Sabtu, 07 Mei 2016

The Targets - TAJSEM 2016

Target yang ingin dicapai dari program TAJSEM 2016 adalah melakukan ekspedisi pendakian ke tiga puncak di tiga wilayah Pulau Jawa yaitu Jawa Barat, Jawa Tengah, dan Jawa Timur. Pembagian tiga wilayah ini mengacu pada pembagian geomorfologi Pulau Jawa (bukan provinsi) oleh A.J. Pannekoek (1949) yaitu Jawa Barat yang terletak diantara ujung barat Pulau Jawa hingga garis khayal yang menghubungkan Cirebon dengan Pangandaran, Jawa Tengah diantara garis khayal Cirebon-Pangandaran hingga garis khayal yang menghubungkan Semarang dengan Parangtritis, dan Jawa Timur diantara garis khayal Semarang-Parangtritis hingga ujung timur Pulau Jawa di Semenanjung Blambangan.
Berdasarkan pembagian wilayah tersebut diketahui gunung dengan puncak tertinggi yang terdapat pada masing-masing wilayah, yaitu Gunung Ciremai (3078 mdpal) di Jawa Barat, Gunung Slamet (3428 mdpal) di Jawa Tengah, dan Gunung Semeru (3676 mdpal) di Jawa Timur. Gunung Semeru dan Gunung Slamet sekaligus merupakan dua gunung yang tertinggi di Pulau Jawa. Ketiga gunung ini sangat unik apabila dilihat dari lokasi dan kondisi iklimnya. Gunung Ciremai didominasi oleh hutan hujan tropis karena berada di daerah curah hujan tinggi Jawa Barat dan sekaligus terletak di dekat pesisir utara Pulau Jawa. Gunung Slamet masih didominasi oleh hutan hujan tropis namun terletak agak ke pedalaman Pulau Jawa.
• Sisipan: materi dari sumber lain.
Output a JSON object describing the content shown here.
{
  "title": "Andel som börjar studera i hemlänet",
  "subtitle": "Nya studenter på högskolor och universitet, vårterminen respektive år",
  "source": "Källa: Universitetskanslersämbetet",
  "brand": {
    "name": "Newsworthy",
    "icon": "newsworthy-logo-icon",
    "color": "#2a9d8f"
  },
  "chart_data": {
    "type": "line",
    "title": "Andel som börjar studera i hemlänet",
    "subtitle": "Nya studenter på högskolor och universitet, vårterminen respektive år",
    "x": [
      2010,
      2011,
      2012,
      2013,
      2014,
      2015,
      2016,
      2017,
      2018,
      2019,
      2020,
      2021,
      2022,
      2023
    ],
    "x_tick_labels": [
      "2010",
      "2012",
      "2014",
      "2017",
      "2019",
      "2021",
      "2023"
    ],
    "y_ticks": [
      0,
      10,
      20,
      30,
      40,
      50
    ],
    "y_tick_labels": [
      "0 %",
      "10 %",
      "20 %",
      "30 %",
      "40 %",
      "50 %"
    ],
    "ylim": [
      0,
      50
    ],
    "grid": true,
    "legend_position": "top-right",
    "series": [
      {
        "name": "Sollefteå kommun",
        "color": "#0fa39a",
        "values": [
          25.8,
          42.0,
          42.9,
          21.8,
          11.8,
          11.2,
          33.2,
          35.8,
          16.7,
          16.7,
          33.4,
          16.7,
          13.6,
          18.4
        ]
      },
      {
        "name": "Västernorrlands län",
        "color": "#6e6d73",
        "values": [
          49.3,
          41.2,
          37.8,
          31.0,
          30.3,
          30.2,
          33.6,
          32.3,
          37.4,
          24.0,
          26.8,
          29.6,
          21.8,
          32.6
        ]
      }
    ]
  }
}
Sedangkan Gunung Semeru terletak pada wilayah dengan curah hujan yang cenderung lebih rendah sehingga selain hutan juga berkembang sabana secara luas di wilayahnya.
Gunung Ciremai apabila diperhatikan dari letaknya merupakan gunung yang cukup unik, karena di wilayah utara Pulau Jawa, khususnya di Jawa Barat, sangat jarang dijumpai vulkan strato yang tinggi seperti Ciremai. Pannekoek (1949) menyebutkan bahwa Gunungapi Ciremai merupakan soliter vulcano yang terpisah dari gunungapi lainnya di zona utara Jawa Barat. Endapan vulkaniknya menutupi sebagian besar batuan lipatan yang mendasarinya. Aliran vulkaniknya meluas di atas dataran pantai dan hampir mencapai tepi pantai dekat Cirebon. Gunung Ciremai merupakan vulkan aktif Tipe A dengan letusan terakhir diketahui pada tahun 1951 (http://volcano.si.edu). Van Bemmelen (1949) mencatat vulkan ini pernah meletus tahun 1939/1941. Sementara itu Van Padang (1983) menjelaskan bahwa vulkan ini juga pernah meletus tahun 1772 dan 1805. Pada Bulan Agustus 1837 Junghuhn mencapai Puncak Gunung Ciremai dan menjumpai kawah dengan kedalaman mencapai 90 meter, terbagi ke menjadi dua bagian yang dipisahkan oleh dinding berbatu sehingga membentuk kawah kembar. Erupsi pada tahun 1805 menghancurkan vegetasi hingga jarak 90 meter di bawah dinding kawah.
Kawah Gunung Ciremai (Dok. MPA Mahameru, 2005)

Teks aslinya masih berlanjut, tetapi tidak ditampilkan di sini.